Петр Иванович отрешенно скользнул по карте взглядом, надолго задумался. Легко сказать — видел… Сколько лет минуло, человека после такого перерыва не узнаешь, а тут район определи. Где и кустика не было — может, деревья шумят, вершинами небо подпирают. Где поле простиралось — может, целый поселок вырос, узнай поди.
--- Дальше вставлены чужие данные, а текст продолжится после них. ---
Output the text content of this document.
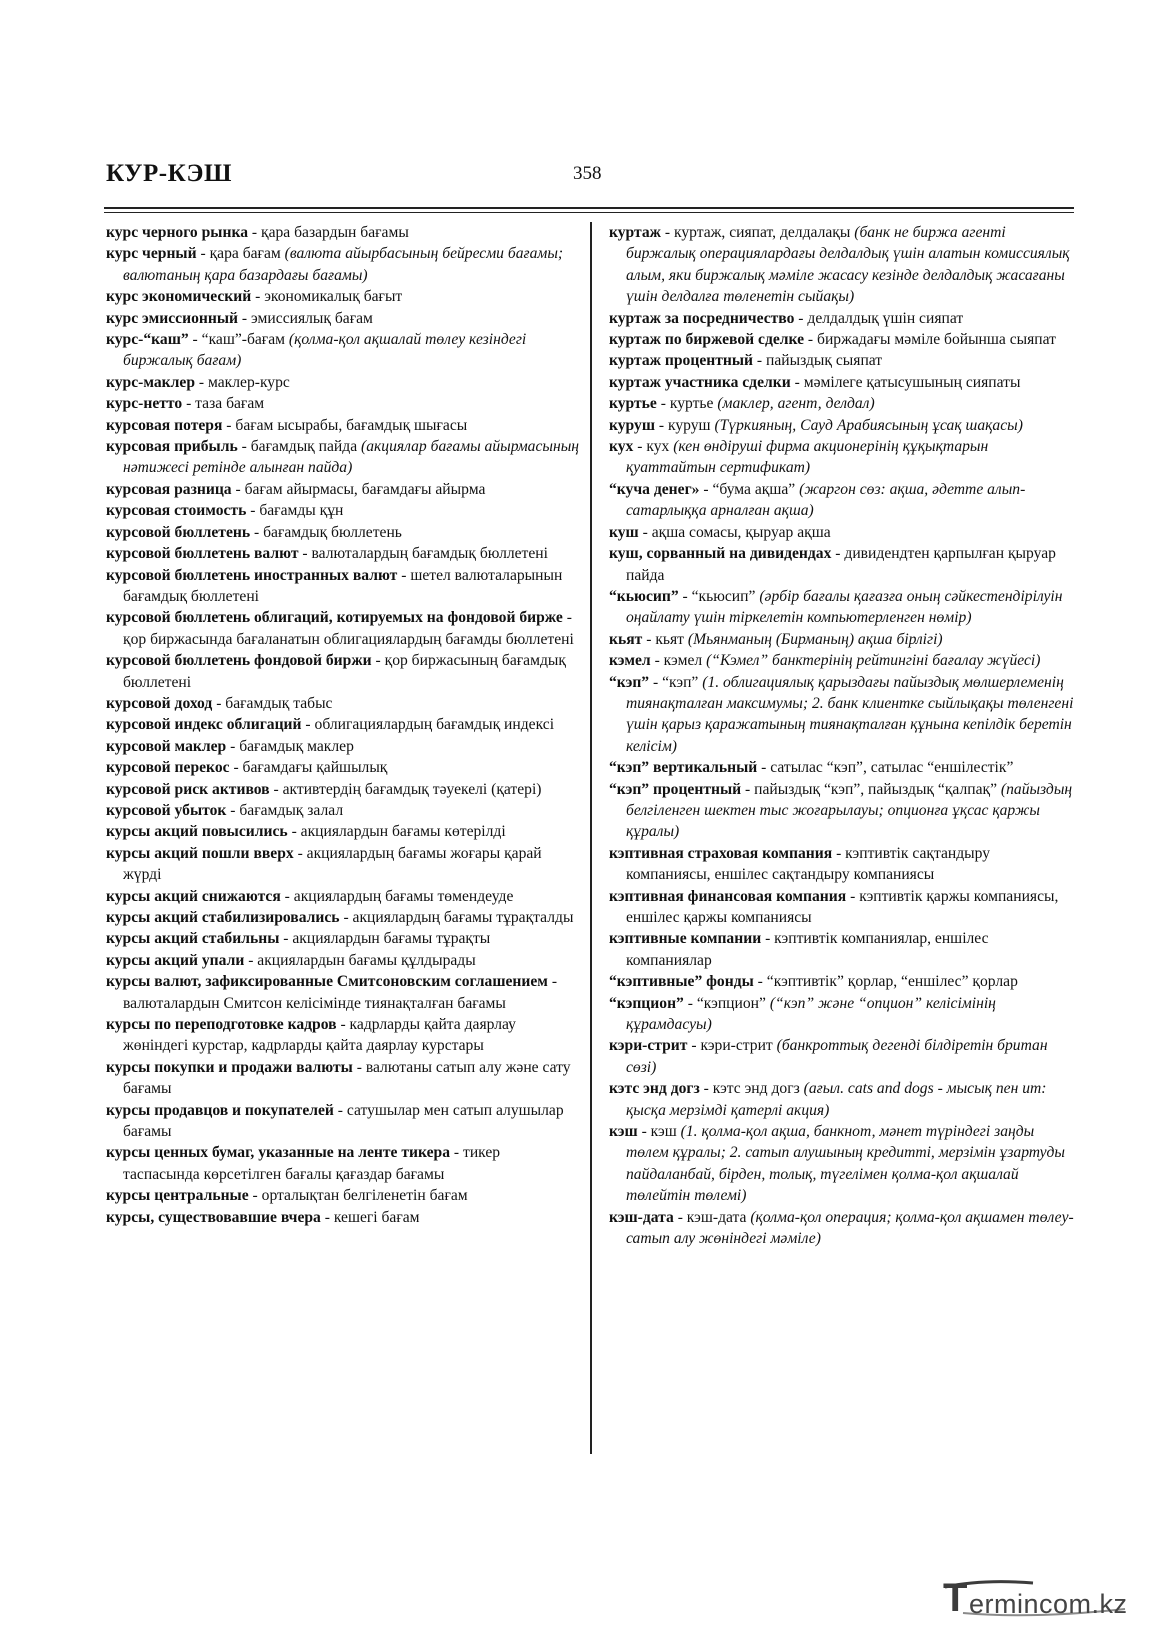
КУР-КЭШ	358
курс черного рынка - қара базардын бағамы
курс черный - қара бағам (валюта айырбасының бейресми бағамы; валютаның қара базардағы бағамы)
курс экономический - экономикалық бағыт
курс эмиссионный - эмиссиялық бағам
курс-“каш” - “каш”-бағам (қолма-қол ақшалай төлеу кезіндегі биржалық бағам)
курс-маклер - маклер-курс
курс-нетто - таза бағам
курсовая потеря - бағам ысырабы, бағамдық шығасы
курсовая прибыль - бағамдық пайда (акциялар бағамы айырмасының нәтижесі ретінде алынған пайда)
курсовая разница - бағам айырмасы, бағамдағы айырма
курсовая стоимость - бағамды құн
курсовой бюллетень - бағамдық бюллетень
курсовой бюллетень валют - валюталардың бағамдық бюллетені
курсовой бюллетень иностранных валют - шетел валюталарынын бағамдық бюллетені
курсовой бюллетень облигаций, котируемых на фондовой бирже - қор биржасында бағаланатын облигациялардың бағамды бюллетені
курсовой бюллетень фондовой биржи - қор биржасының бағамдық бюллетені
курсовой доход - бағамдық табыс
курсовой индекс облигаций - облигациялардың бағамдық индексі
курсовой маклер - бағамдық маклер
курсовой перекос - бағамдағы қайшылық
курсовой риск активов - активтердің бағамдық тәуекелі (қатері)
курсовой убыток - бағамдық залал
курсы акций повысились - акциялардын бағамы көтерілді
курсы акций пошли вверх - акциялардың бағамы жоғары қарай жүрді
курсы акций снижаются - акциялардың бағамы төмендеуде
курсы акций стабилизировались - акциялардың бағамы тұрақталды
курсы акций стабильны - акциялардын бағамы тұрақты
курсы акций упали - акциялардын бағамы құлдырады
курсы валют, зафиксированные Смитсоновским соглашением - валюталардын Смитсон келісімінде тиянақталған бағамы
курсы по переподготовке кадров - кадрларды қайта даярлау жөніндегі курстар, кадрларды қайта даярлау курстары
курсы покупки и продажи валюты - валютаны сатып алу және сату бағамы
курсы продавцов и покупателей - сатушылар мен сатып алушылар бағамы
курсы ценных бумаг, указанные на ленте тикера - тикер таспасында көрсетілген бағалы қағаздар бағамы
курсы центральные - орталықтан белгіленетін бағам
курсы, существовавшие вчера - кешегі бағам
куртаж - куртаж, сияпат, делдалақы (банк не биржа агенті биржалық операциялардағы делдалдық үшін алатын комиссиялық алым, яки биржалық мәміле жасасу кезінде делдалдық жасағаны үшін делдалға төленетін сыйақы)
куртаж за посредничество - делдалдық үшін сияпат
куртаж по биржевой сделке - биржадағы мәміле бойынша сыяпат
куртаж процентный - пайыздық сыяпат
куртаж участника сделки - мәмілеге қатысушының сияпаты
куртье - куртье (маклер, агент, делдал)
куруш - куруш (Түркияның, Сауд Арабиясының ұсақ шақасы)
кух - кух (кен өндіруші фирма акционерінің құқықтарын қуаттайтын сертификат)
“куча денег» - “бума ақша” (жаргон сөз: ақша, әдетте алып-сатарлыққа арналған ақша)
куш - ақша сомасы, қыруар ақша
куш, сорванный на дивидендах - дивидендтен қарпылған қыруар пайда
“кьюсип” - “кьюсип” (әрбір бағалы қағазға оның сәйкестендірілуін оңайлату үшін тіркелетін компьютерленген нөмір)
кьят - кьят (Мьянманың (Бирманың) ақша бірлігі)
кэмел - кэмел (“Кэмел” банктерінің рейтингіні бағалау жүйесі)
“кэп” - “кэп” (1. облигациялық қарыздағы пайыздық мөлшерлеменің тиянақталған максимумы; 2. банк клиентке сыйлықақы төленгені үшін қарыз қаражатының тиянақталған құнына кепілдік беретін келісім)
“кэп” вертикальный - сатылас “кэп”, сатылас “еншілестік”
“кэп” процентный - пайыздық “кэп”, пайыздық “қалпақ” (пайыздың белгіленген шектен тыс жоғарылауы; опционға ұқсас қаржы құралы)
кэптивная страховая компания - кэптивтік сақтандыру компаниясы, еншілес сақтандыру компаниясы
кэптивная финансовая компания - кэптивтік қаржы компаниясы, еншілес қаржы компаниясы
кэптивные компании - кэптивтік компаниялар, еншілес компаниялар
“кэптивные” фонды - “кэптивтік” қорлар, “еншілес” қорлар
“кэпцион” - “кэпцион” (“кэп” және “опцион” келісімінің құрамдасуы)
кэри-стрит - кэри-стрит (банкроттық дегенді білдіретін британ сөзі)
кэтс энд догз - кэтс энд догз (ағыл. cats and dogs - мысық пен ит: қысқа мерзімді қатерлі акция)
кэш - кэш (1. қолма-қол ақша, банкнот, мәнет түріндегі заңды төлем құралы; 2. сатып алушының кредитті, мерзімін ұзартуды пайдаланбай, бірден, толық, түгелімен қолма-қол ақшалай төлейтін төлемі)
кэш-дата - кэш-дата (қолма-қол операция; қолма-қол ақшамен төлеу-сатып алу жөніндегі мәміле)
T ermincom.kz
Но и память войны, — тоже не зря ведь говорится, — самая живучая память: все на свете позабудешь, а вот те места, где зубами в землю вгрызался, где друзей-товарищей хоронил, — пожизненными отметинами на сердце.
Полуприкрыв глаза, Сапронов попытался восстановить в памяти дорогу, по которой тогда направлялся в тыл, стремительные росчерки самолетов в небе, мысленно прикинул расстояния…
Перевел взгляд на карту, ткнул пальцем за село Кошницу, под Дубоссарами, — почти в то же место, где несколько лет назад был поднят затонувший в Днестре танк.
— Нет, здесь не должно быть, если весной случилось, — усомнился Красовский. — Здесь до начала Ясско-Кишиневской операции немцы стояли…
— Разве? — переспросил Сапронов. — Тогда, значит, запамятовал. Если немцы — конечно, мне бы не добраться. А я ведь добежал тогда до места падения. Как сейчас помню, почва там была болотистая, вязкая, самолет весь в нее ушел, только глина еще пузырилась.
Помню еще, вскоре летчики подъехали на машине, несколько человек, мрачные, словно прибитые свалившейся бедой. Всего несколькими фразами обменялись. Показалось, говорили о летчице…
— О женщине?
— Вроде о женщине.
— Так где же все-таки это место?
Сапронов снова взглянул на карту, указал на село Дороцкое. Еще немного подумал— и переместил палец к лощине у высоты 248,0.
…На следующий же день Красовский, Сапронов и Ляхович выехали к месту предполагаемого падения самолета.